Friday, May 14, 2004

Brightwaters, ho!

Whew. Well. Typing at a new desk with my forearms completely outstretched...relaxed on the smooth, light oak. Scully is still panting from her close call with the vacuum cleaner--this place is entirely carpeted...it's nice in a way, but shit, if I wore my shoes in the house, it'd be filthy constantly.

It's lookin' kinda spiffy in the new place...I love being home now, instead of itching to get out from under the blazing demented eye of Dr. Sauron. I bought some red wine last night and there's still a bottle and a half of that left (well, as far as evening drinking potential goes, call it a bottle, cuz I'm going to finish the "half" before much longer). I've just been hanging out reading and keeping my fingers crossed for a day job (and I've even gotten out and applied a bit, as well...finger-crossing will only get you so far with the job fairy) to save me from more restaraunt work. After awhile, the things that you say to people become so garbled and generic that you show up at a table and spew something to the tune of "How are you drinks tonight?" or "My name is Allison and I'll be your appetizer...can I interest you in one of our hot servers this evening?" until your entire conscious communication becomes one giant mad lib.

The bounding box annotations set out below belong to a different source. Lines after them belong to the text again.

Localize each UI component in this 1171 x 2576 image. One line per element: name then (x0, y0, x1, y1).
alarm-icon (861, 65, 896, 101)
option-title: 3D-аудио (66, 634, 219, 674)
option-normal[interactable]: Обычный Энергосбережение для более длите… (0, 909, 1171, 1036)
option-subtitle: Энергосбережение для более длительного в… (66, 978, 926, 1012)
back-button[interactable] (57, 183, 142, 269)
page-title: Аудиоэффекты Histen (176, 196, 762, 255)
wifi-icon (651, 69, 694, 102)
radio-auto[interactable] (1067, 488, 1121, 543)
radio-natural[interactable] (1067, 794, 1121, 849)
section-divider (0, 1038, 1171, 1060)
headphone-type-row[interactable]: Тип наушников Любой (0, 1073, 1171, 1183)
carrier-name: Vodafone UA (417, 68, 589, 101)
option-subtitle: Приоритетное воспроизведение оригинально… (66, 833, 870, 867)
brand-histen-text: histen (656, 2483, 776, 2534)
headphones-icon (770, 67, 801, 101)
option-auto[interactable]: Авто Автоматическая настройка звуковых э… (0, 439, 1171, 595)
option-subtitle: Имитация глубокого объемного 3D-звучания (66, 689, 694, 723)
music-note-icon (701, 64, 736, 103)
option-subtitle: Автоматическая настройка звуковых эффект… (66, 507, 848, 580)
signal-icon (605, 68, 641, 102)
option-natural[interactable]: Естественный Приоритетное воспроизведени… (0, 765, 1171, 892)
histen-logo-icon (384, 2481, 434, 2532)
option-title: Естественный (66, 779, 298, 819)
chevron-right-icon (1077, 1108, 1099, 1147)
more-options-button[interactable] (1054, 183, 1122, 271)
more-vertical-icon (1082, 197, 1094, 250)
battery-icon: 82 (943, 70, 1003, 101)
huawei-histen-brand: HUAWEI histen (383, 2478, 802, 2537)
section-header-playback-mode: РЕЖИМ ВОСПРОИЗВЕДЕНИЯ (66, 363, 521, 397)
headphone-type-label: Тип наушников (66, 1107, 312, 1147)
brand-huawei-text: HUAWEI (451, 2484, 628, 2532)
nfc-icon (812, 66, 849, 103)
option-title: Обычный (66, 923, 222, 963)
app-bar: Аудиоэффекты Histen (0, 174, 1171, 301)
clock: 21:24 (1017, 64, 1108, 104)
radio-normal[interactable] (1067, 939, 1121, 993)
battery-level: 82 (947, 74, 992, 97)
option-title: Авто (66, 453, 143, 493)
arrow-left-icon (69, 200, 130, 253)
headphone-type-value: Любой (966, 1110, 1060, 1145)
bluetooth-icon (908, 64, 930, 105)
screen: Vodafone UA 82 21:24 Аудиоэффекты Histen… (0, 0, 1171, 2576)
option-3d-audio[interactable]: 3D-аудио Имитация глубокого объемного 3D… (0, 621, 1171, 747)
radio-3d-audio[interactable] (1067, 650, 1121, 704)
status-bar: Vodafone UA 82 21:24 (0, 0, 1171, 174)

My neighbors, of course, are strange. Not unpleasantly so, but as strange to me as I must seem to them. People are strange. The expectations that come with being a single female never cease to amaze me. The desperation in Arkansas is as thick as the summer air.

Not that I really expected this entry to go anywhere, but at any rate, I'm back. Internet access, new computer desk, and hopefully, in about one hour, new job.

I'm still working on my final project, and so should probably get to work on that. That's how it always goes; we get in a hurry and lose our balance ever so slightly, and something fucking blindsides you. Like, for example, a state trooper who informs you (and your three trembling, plastered, beer-stinking friends in the backseat) that you were doing thirty over when you ran that invisible stop sign, and now he wants you to jump up and down on his flashlight. God, I'm glad we hadn't been getting high.